The defeat was the second straight for the Redskins (0-2), who must return to the Lone Star State next week to play the Houston Texans and look to avoid being 0-3 for the first time since the infamous 0-5 start in 2001 under Marty Schottenheimer.

"For us right now, it's an extremely tough time," Redskins coach Joe Gibbs said. "Somehow, some way, we've got to stick together and find a way out of this. We have to find a way to fix a bunch of things."

This represents the worst start by a Redskins team under Gibbs since Washington lost its first two games in 1989. Starting with his first team in 1980 that didn't win until the sixth week, three teams have started at least 0-2 under Gibbs.

Playing without star running back Clinton Portis as well as cornerback Shawn Springs, the Redskins continued to struggle on both sides of the ball. The only bright spot was a 100-yard kickoff return by Rock Cartwright that cut a 17-3 deficit to 17-10 late in the first half.

"They played very well tonight, they were very physical," Brunell said of a Dallas defense that held the Redskins to 93 yards rushing and 245 yards of total offense. "We had some great ideas going in but we didn't execute. It was just a really poor effort by the offense."

While Brunell showed no signs of grasping the new offense brought to Washington this season by Al Saunders, and backup Ladell Betts gave the Redskins little threat at running back with 40 yards on 11 carries, last night certainly helped Bledsoe.

With rumors swirling around this Cowboys-crazed city that Bledsoe was on the verge of being replaced by backup Tony Romo, the 14-year veteran survived - and thrived - for at least another week.

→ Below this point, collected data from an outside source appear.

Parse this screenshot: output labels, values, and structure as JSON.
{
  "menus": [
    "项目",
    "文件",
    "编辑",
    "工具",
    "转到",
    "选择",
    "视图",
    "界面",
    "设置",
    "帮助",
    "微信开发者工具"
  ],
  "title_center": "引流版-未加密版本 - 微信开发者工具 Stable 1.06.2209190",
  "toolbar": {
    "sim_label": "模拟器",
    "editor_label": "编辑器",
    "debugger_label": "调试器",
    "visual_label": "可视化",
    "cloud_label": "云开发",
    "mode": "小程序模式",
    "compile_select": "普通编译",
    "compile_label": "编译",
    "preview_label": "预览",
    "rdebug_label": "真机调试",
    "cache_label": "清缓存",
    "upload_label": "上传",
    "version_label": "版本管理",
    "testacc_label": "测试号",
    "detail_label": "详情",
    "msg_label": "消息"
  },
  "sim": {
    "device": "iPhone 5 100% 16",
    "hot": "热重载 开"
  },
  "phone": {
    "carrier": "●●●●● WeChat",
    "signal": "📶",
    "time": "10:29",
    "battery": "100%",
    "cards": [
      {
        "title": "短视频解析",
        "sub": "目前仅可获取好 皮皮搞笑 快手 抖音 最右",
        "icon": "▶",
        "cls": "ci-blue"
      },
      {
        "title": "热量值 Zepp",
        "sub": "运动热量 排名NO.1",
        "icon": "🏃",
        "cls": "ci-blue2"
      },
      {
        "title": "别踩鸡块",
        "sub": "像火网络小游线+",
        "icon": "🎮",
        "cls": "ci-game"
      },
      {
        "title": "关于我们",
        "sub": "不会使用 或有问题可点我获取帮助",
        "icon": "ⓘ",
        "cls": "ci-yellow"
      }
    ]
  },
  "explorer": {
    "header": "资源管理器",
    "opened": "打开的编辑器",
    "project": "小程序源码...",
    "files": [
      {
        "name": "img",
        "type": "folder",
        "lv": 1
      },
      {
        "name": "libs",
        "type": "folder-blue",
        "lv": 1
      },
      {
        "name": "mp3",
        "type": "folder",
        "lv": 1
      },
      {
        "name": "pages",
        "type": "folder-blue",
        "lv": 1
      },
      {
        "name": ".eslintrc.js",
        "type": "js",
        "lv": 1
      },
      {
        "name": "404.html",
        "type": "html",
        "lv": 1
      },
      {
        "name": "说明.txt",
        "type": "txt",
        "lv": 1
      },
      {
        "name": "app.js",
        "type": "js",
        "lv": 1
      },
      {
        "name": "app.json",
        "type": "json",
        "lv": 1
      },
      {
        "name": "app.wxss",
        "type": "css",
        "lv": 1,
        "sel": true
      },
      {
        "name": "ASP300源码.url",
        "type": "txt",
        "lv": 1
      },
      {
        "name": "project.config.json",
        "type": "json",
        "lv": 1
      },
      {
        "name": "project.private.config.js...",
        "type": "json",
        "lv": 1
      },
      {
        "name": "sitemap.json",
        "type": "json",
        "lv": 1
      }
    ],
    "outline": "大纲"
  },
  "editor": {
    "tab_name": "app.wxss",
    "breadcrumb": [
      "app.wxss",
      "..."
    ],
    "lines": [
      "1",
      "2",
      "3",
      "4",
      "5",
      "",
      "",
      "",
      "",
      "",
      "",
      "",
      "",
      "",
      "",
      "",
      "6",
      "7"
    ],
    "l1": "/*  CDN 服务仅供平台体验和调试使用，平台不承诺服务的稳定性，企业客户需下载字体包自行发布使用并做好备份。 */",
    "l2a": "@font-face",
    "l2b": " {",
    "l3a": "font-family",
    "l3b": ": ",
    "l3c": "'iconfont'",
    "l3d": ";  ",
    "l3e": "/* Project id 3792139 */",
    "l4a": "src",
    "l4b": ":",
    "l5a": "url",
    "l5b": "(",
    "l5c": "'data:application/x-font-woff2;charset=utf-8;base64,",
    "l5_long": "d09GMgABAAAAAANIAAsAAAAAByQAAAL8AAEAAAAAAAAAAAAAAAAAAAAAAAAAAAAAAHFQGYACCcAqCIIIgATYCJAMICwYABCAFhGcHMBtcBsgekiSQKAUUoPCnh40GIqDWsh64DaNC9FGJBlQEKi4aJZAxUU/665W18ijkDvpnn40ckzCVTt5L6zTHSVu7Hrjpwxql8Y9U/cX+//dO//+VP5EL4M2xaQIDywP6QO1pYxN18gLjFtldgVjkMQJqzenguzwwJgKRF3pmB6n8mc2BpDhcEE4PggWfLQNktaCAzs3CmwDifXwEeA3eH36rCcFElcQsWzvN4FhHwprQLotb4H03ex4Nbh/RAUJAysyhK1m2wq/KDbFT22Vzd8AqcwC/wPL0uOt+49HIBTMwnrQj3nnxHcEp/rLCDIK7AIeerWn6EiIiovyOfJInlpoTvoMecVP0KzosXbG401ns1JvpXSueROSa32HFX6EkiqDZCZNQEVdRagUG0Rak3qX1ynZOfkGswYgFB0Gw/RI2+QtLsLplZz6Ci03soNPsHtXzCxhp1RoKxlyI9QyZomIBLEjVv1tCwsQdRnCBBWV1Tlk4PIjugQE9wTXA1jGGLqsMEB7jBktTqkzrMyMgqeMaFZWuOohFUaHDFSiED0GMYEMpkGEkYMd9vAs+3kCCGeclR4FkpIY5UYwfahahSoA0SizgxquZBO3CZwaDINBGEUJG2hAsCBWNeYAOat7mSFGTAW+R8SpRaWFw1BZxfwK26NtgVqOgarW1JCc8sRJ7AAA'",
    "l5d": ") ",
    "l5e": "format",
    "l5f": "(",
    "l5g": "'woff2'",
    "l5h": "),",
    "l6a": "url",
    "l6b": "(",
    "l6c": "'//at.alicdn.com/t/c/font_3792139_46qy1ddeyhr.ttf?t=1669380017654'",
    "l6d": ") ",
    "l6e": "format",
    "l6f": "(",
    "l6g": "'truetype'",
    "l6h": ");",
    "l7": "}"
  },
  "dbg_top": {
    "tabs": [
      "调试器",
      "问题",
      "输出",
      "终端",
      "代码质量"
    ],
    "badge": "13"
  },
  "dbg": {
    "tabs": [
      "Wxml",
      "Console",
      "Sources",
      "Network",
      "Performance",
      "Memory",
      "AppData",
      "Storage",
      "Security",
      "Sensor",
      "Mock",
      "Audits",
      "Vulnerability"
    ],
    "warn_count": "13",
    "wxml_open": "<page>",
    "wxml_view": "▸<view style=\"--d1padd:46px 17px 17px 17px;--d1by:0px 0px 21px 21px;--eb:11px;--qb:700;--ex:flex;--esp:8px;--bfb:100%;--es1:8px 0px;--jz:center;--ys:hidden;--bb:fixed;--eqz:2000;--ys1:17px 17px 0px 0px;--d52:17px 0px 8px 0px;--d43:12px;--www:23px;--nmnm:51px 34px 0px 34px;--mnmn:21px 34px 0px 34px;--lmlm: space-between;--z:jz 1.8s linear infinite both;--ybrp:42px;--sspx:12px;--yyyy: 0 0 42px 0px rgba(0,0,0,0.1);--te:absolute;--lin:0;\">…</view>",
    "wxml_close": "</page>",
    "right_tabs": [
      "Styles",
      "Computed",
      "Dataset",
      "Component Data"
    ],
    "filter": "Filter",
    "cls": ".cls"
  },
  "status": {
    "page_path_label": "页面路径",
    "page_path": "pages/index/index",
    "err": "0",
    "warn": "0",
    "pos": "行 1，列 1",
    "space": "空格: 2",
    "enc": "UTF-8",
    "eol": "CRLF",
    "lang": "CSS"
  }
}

The three interceptions and three sacks last week at Jacksonville were replaced by two touchdown passes by Bledsoe, who had no interceptions and was sacked only once. It was the second straight week that the Redskins were taken apart defensively.

Jones had 94 yards and a touchdown on 20 carries, and Bledsoe finished 19-for-38 for 237 yards.

"He threw the ball a lot better than the stats are going to show because we dropped about eight or nine balls," Cowboys coach Bill Parcells said. "I thought he made some really good decisions."

Brunell was 18-for-33 for 197 yards, but much of his positive yardage came on the game's final, last-ditch drive.

The decision by Brunell to throw into double coverage, leading to the interception near the end zone by safety Roy Williams, ended any chance of a comeback by Washington. Starting at its 1-yard line, Dallas went on a six-play, 99-yard drive that ended with the touchdown pass to Glenn.

The defense that had somehow survived on this steamy, late-summer night finally broke.

Asked about the inability of the offense to put up any points, or go on any sustained drives (the Redskins converted one of their first 10 third-down plays), defensive end Phillip Daniels said, "They've got to find a way to get a first down and we've got to find away to stop them on third down."

Said Saunders, whose 700-page playbook has become the most talked about tome in Washington these days: "We've got a lot of things to fix and a lot of things to work on."


Play it again

A summary of the Redskins' 27-10 loss to the Cowboys:

What went right -- Rock Cartwright's 100-yard kickoff return in the second quarter was the only touchdown of the night for Washington and justified his place on the roster as the fourth running back.

What went wrong -- Take your pick, but fans back in Washington will be looking at quarterback Mark Brunell and wondering when Jason Campbell is going to start getting reps in practice.

Defining moment -- After getting their first turnover the season, at the Dallas 39-yard line in the third quarter, the Redskins gave the ball right back on Brunell's first interception of the season.

What's ahead -- Another trip to Texas on Sunday to play the Houston Texans. The way things are going for Washington, this game is far from a gimme.